Node *val = new Node(i);
ll.push(val);
You need to put it on the heap so it stays on till you don't need it anymore.
... which leads us to your destructor!
Since you've allocated a node, you'll need to deallocate it. So do that in your destructor --- traverse your list and deallocate all those nodes.
The following lead to undefined behavior:
Node val = Node(i);
ll.push(&val); // take address of temporary
...
firstNode = node; // store address of temporary here
...
ll.print(); // temporary `val` was destroyed, but all nodes are point to it
You could change your code as follows:
Node* val = new Node(i);
ll.push( val );
And don't forget to delete all nodes later.

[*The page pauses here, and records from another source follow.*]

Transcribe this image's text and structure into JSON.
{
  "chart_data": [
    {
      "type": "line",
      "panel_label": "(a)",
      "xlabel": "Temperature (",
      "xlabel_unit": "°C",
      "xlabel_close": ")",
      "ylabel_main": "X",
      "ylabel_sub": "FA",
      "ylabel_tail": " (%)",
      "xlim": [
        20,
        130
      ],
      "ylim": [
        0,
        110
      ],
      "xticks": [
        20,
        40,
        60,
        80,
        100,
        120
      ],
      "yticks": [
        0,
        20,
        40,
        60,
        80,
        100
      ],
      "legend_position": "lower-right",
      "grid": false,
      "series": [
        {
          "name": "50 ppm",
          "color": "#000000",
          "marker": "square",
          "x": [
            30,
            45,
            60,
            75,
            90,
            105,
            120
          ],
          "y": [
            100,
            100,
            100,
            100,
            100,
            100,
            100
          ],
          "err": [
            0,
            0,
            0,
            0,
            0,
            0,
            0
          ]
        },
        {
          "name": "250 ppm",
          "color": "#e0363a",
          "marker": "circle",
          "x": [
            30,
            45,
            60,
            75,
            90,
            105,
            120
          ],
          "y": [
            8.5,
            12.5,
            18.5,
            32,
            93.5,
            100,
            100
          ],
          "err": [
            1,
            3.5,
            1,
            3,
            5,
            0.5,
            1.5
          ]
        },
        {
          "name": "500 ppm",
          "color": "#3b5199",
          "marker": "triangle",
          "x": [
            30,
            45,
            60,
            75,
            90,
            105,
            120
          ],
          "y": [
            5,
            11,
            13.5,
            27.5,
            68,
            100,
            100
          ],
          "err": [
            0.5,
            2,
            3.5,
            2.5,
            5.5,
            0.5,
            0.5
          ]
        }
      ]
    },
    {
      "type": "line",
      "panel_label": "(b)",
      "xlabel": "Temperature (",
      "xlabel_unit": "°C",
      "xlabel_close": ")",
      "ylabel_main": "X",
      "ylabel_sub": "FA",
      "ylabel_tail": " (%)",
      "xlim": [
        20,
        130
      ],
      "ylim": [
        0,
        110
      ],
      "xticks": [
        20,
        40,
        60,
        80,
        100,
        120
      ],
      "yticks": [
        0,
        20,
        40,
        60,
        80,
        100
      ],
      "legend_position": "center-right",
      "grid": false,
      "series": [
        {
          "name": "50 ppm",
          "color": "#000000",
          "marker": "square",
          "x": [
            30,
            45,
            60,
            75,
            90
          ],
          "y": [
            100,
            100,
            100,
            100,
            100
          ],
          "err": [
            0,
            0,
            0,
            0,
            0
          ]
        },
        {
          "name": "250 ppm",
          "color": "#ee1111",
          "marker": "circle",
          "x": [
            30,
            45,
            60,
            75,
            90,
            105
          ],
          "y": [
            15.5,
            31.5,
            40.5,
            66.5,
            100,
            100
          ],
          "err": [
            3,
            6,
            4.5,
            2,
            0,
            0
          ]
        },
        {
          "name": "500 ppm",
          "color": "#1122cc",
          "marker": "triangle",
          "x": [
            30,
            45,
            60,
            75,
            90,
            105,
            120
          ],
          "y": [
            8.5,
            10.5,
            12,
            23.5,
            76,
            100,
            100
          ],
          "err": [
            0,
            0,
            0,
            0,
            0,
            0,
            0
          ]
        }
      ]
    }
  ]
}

Your push() method is incorrect. The first time you push a node, it correctly assigns it to firstNode, but every subsequent push() just sets currentNode to the new node, and then sets currentNode to NULL -- you're not actually adding anything to your list.
I think it bears mentioning that pointers are not reference-by-name in C++. For instance, setting firstNode->next = currentNode doesn't make currentNode the next element in the list; it just makes firstNode->next point to the same address that currentNode does (in this case, NULL).
I'm not going to write the code for you, but here's how your push() function should work. The key is that you should be setting the 'next' field of an existing node to your new node, rather than currentNode to the new node:
In the case where firstNode is NULL,
set firstNode to the new node and
set firstNode->next to NULL (since
it has no next element). You can
also set currentNode = firstNode
here for convenience.
In the case where firstNode is not
NULL, we need to walk from firstNode
down the chain until we find a node
whose next field is NULL, then set
its next field to the new node.
Alternatively, we can use that
currentNode pointer to access the
last element in list and do the same
thing, being sure to set currentNode
to point to the new node when we're
done.
You basically have part 1 done, but part 2 still needs to be implemented. Feel free to ask for clarification/give criticism. :)
try it like Node* val=new Node(i)
previously u were storing the temporary variable. so no store the ndoe in dynamic memory so seprate memory can be given.
when u were creating the node it is create for temparary purpose
&temporary address were stored so when u traverse back the temporary memory had been released u will find there some garbage. value.